One thing that absolutely stuck with me as an idea was the plot premise of the short story The Road Not Taken by Harry Turtledove. In this story not only is FTL travel by gravity manipulation possible, but also very very easy to discover. It's so easy that many aliens discovered it early on and then their progress on technology is basically halted. So humankind is a very advanced civilization because we never discovered FTL travel which led to our advanced technology. Then one day one of the "prehistoric" alien races try to conquer the earth and can't grasp what they're up against.

[-] elephantium@lemmy.world 4 points 1 day ago

Spoilers ahoy! (yes, old series. Still.)

spoilerThis sounds like the opposite side of the coin explored in the Worldwar series, where the aliens have sublight drives and very ergonomic military equipment -- but at a level where Earth WW2 kit is close enough to be dangerous.

There are several scenes where the aliens are crowing about how they're going to give medieval knights a whuppin', based on probe data they'd seen from like 1200 AD or so.
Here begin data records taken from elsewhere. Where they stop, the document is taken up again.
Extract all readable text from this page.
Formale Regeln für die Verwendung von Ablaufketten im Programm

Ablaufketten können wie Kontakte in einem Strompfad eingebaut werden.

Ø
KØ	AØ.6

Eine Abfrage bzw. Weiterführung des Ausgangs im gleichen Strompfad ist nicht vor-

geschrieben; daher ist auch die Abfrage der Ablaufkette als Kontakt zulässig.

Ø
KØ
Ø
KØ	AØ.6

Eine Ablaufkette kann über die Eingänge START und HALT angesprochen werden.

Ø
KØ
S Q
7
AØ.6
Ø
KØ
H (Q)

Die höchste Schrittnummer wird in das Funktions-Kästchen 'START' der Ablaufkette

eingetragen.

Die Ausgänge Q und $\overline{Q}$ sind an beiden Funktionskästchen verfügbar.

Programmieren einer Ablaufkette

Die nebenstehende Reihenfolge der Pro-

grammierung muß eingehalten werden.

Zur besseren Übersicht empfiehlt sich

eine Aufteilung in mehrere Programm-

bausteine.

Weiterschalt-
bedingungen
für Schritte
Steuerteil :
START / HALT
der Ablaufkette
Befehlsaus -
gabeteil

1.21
Then in a later book, humanity discovers FTL and shows up at the alien home planet with an embassy. The implication was that the alien empire wasn't going to be quite so supreme after that...heh.

[-] jaycifer@lemmy.world 1 points 1 day ago

In my own made up worlds I often imagine FTL works by moving between the 2nd and 3rd dimensions. 3D is “flattened” in such a way that point A (where you start) and point B (where you want to be) are at the same point of the now 2D universe. During the transition back to 3D, points A and B go back to their original positions, but you are now at point B.

[-] CkrnkFrnchMn@lemmy.ca 1 points 1 day ago

Mine would be "The RiverWorld" novels by Philip José Farmer...

[-] Couldbealeotard@lemmy.world 1 points 1 day ago

In Michael Crichton's Timeline, they send people back in time hundreds of years until they push a button to return, except they don't. The time travel has something to do with alternate timelines, so in theory there could be countless versions of them travelling back and forth in alternate universes or alternate realities or however you want to think of it.

The invention of time travel in our universe only got as far as figuring out how to send people back, but they never figured out how to return them to the present. Coincidentally a virtually identical alternate universe figured it out but they get sent to our universe on the way back to the present.

So every time we send someone back, we essentially kill them and in return we receive an alternate version of them that's so close to identical it's virtually the same as the original person. And for every person we get back, another universe loses that person forever. The organisation doing the time travel secretly know this is happening, but it works and it's cheaper then finishing the invention of time travel.